Dejar atrás las manías puede ser complicado pero no imposible, en algún momento de tu vida no tenías estas manías y con el tiempo te ha resultado difícil abandonarlas. Te dejamos algunas estrategias que pueden ayudarte:


  1. Debes confiar en qué puedes lograrlo, para ello haz una lista de tus manías, de las más fuertes y que más te cuesten controlar. Es importante definir nuestra manías de forma objetiva y clara y siempre en términos observables, si te cuesta hacerlo piensa que deben ser visibles por otras personas. Luego piensa de qué forma podrías ponerlas bajo control y escríbelo.

2. Puedes aplicar una técnica conocida como: "EXTINCIÓN SENSORIAL"


a. Si me como las uñas colocaré un producto amargo en ellas que se puede adquirir en la farmacia sin efectos dañinos.

b. Si hurgo en mis heridas las taparé con tiritas.

c. Su me chupo el dedo lo cubriré con una gasa.

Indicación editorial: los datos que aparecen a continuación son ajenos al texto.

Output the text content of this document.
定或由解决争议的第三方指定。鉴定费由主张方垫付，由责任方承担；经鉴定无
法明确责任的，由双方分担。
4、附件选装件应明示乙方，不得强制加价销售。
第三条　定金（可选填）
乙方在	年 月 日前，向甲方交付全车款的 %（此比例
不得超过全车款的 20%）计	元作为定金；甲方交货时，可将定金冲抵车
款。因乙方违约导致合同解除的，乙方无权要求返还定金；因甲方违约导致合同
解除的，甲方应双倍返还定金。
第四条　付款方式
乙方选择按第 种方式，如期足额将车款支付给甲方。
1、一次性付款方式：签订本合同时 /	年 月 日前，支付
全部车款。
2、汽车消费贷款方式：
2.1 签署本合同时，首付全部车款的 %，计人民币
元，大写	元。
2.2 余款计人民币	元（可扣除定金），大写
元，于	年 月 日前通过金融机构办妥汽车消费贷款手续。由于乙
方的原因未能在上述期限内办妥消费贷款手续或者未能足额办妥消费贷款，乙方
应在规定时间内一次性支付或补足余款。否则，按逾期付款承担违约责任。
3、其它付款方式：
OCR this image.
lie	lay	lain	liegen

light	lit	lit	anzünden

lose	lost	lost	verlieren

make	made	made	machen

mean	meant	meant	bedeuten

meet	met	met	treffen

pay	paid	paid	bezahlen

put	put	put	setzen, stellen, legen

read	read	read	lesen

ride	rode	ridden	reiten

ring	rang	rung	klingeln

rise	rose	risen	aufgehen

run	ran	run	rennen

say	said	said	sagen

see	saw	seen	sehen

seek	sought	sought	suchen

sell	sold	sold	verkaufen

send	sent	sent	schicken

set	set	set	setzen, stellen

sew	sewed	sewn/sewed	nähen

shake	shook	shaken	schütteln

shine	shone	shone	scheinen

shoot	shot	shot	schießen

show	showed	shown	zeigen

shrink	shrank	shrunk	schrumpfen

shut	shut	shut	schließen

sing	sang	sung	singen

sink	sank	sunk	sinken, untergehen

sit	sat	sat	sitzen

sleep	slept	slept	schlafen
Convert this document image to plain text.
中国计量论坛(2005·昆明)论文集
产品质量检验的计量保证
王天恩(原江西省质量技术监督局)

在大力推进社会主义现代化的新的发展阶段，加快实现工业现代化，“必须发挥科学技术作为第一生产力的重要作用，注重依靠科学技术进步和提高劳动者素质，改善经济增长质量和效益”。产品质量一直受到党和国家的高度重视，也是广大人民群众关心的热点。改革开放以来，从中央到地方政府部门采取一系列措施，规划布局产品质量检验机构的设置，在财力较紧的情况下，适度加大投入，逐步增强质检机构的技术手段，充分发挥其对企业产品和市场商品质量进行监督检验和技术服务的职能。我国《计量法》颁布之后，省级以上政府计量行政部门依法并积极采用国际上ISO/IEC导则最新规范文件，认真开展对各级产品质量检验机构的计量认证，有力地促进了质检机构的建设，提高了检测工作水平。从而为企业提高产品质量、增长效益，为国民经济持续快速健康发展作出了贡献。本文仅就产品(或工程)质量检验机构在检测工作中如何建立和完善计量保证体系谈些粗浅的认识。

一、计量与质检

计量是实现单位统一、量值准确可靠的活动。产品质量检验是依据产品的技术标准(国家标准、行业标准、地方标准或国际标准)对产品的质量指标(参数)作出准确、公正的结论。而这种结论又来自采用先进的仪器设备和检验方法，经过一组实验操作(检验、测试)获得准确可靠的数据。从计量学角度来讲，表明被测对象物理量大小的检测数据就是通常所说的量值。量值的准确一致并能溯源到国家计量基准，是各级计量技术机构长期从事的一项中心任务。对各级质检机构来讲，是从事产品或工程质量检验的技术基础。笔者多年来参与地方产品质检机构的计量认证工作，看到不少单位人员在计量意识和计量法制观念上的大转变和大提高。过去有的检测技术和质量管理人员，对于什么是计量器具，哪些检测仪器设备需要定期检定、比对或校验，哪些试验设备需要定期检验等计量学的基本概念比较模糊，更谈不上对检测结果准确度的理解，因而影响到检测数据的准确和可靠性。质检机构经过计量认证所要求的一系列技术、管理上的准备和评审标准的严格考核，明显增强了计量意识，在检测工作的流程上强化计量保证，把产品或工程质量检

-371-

d. Si meto los dedos en la nariz me colocaré mascarilla.


3. Puedes encontrar cómo ocupar tus manos y boca de forma entretenida, por ejemplo:



4. Redireccionar de forma consciente tu atención.


En muchas ocasiones tus manías tienen una función, es por ello que te cuesta mucho dejarlas a un lado, darse cuenta de ello es muy importante, en ocasiones pueden hacerte sentir tranquilo y tienen propiedades reforzantes por lo que las utilizas con mucha frecuencia sin apenas ser consciente de ello, por lo que podrías probar a:


1. Si te comes las uñas podrías intentar mascar un chicle de tu sabor preferido.


2. Si te hurgas en las heridas puedes apretar pelotas de goma.


3. Si te tocas el pelo podrías lavarte la cabeza o pedir que te den un masaje.



El éxito de estos procedimientos es sustituir estas conductas por actividades que puedan ofrecernos una alta motivación.


5. Lleva contigo un AUTO-REGISTRO que te permita realizar un seguimiento de tus avances. Si no te sientes capaz de hacerlo busca ayuda de profesionales o de las personas que conviven contigo.


6. Piensa en premios que desees y que te puedan motivar a llevar estos procedimientos de forma continúa. Por cada procedimiento que utilices puedes obtener uno de ellos, si los ocupas durante tres semanas seguidas puedes ganar un premio extra.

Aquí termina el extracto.